What You See on the Waterfall
Colored markers appear next to detected signals:
| Marker Color | Meaning |
|---|---|
| Red | Strong signal (peak-to-noise ratio ≥ 6.0) |
| Orange | Moderate signal (peak-to-noise ratio 3.0–5.9) |
| Light blue | Weak or marginal signal (peak-to-noise ratio < 3.0) |
Each marker also shows a frequency label in MHz. Detected signals that temporarily vanish from the spectrum are kept on the display for about 30 frames before fading out, preventing markers from blinking on and off for intermittent or drifting signals.
Sensitivity Presets
Choose a detection preset from the Signal Detection configuration tab:
| Preset | Best For | Key Values |
|---|---|---|
| Strong Only | Clear, dominant signals | z=1.5, score=8.0, percentile=95 |
| Normal | General use | z=1.5, score=4.0, percentile=85 |
| Sensitive | Marginally visible signals (FT8, JT65, WSPR) | z=1.0, score=2.5, percentile=75 |
Each preset sets all detection parameters at once. Selecting a preset fills in the parameter fields, and you can still adjust individual values afterward.
Detection Parameters
Eight tunable parameters give you fine control over detection behavior:
| Parameter | Range | Default | What It Controls |
|---|---|---|---|
| Detection Percentile | 50–99 | 85 | Percentile of scope history used to build the detection spectrum. Higher values preserve more signal energy; lower values are more stable. |
| Averaging Frames | 1–30 | 1 | Number of recent frames for temporal analysis. Higher values smooth the spectrum but slow response. |
| Min Contrast Z | 0.5–3.0 | 1.5 | How many standard deviations a bin must exceed local background to form a detection group. Lower values are more sensitive. |
| Merge Gap (Hz) | 0–5000 | 1000 | Maximum gap between adjacent groups that will be merged into one signal. |
| Min Group Width (Hz) | 50–5000 | 500 | Minimum width for a group to be considered a real signal. |
| Min Score | 1.5–8.0 | 4.0 | Combined detection quality threshold. Candidates below this score are filtered out. |
| Min Persistence | 1–20 | 2 | How many consecutive frames a candidate must appear before being reported. |
| Min Distance (Hz) | 25–5000 | 200 | Minimum frequency gap between two reported candidates. |
All detection settings are saved to your configuration and restored on startup.
Configuration
The Signal Detection tab in the Configuration window provides all signal detection and identification settings:
- Enable Signal Detection — toggle automatic detection on or off (off by default)

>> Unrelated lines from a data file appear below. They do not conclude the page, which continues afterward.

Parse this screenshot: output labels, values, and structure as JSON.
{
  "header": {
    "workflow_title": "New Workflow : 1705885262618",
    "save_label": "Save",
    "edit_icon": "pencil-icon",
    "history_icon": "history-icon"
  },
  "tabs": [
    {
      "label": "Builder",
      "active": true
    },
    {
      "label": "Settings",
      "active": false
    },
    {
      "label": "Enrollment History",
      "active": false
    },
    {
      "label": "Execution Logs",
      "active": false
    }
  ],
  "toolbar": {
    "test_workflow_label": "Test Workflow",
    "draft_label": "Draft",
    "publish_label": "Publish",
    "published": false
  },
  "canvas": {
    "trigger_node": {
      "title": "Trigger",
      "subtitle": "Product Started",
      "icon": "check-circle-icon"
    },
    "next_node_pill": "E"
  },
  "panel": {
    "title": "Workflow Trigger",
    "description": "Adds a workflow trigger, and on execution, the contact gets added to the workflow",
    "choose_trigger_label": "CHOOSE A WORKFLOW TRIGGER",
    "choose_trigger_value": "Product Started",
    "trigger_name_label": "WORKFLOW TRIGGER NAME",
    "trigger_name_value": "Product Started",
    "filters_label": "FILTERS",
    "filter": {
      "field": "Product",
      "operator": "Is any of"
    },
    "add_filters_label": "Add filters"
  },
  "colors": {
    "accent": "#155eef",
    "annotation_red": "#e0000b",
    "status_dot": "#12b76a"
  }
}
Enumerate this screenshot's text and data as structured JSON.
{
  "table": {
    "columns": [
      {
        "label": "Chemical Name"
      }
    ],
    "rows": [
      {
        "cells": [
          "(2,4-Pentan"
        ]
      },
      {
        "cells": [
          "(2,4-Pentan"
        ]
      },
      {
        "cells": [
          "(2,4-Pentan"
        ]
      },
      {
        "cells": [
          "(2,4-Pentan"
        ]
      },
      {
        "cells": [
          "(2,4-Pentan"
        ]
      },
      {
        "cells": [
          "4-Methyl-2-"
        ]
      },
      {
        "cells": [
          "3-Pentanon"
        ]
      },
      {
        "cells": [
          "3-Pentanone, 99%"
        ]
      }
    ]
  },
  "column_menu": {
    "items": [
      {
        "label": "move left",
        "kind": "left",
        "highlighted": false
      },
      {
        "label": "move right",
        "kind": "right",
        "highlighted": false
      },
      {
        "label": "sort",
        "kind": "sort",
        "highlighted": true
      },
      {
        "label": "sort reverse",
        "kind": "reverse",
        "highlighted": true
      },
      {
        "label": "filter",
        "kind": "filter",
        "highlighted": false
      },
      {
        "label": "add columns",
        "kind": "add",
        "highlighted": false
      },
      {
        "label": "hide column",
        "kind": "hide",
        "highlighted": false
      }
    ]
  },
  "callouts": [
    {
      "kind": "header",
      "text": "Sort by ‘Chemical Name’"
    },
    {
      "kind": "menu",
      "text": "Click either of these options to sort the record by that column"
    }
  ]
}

- Show Detection Overlay — show or hide all overlays (markers and labels)
- Overlay Candidate Markers — show or hide the colored signal markers
- Overlay Frequency Labels — show or hide the MHz labels next to markers
- Presets — one-click settings for common detection scenarios
- Download Training Resources — deploys training scripts and documentation to
~/Pycom/signals/ - Reload Model — reloads the ONNX model from disk after retraining, without restarting the app
All settings persist to your configuration file.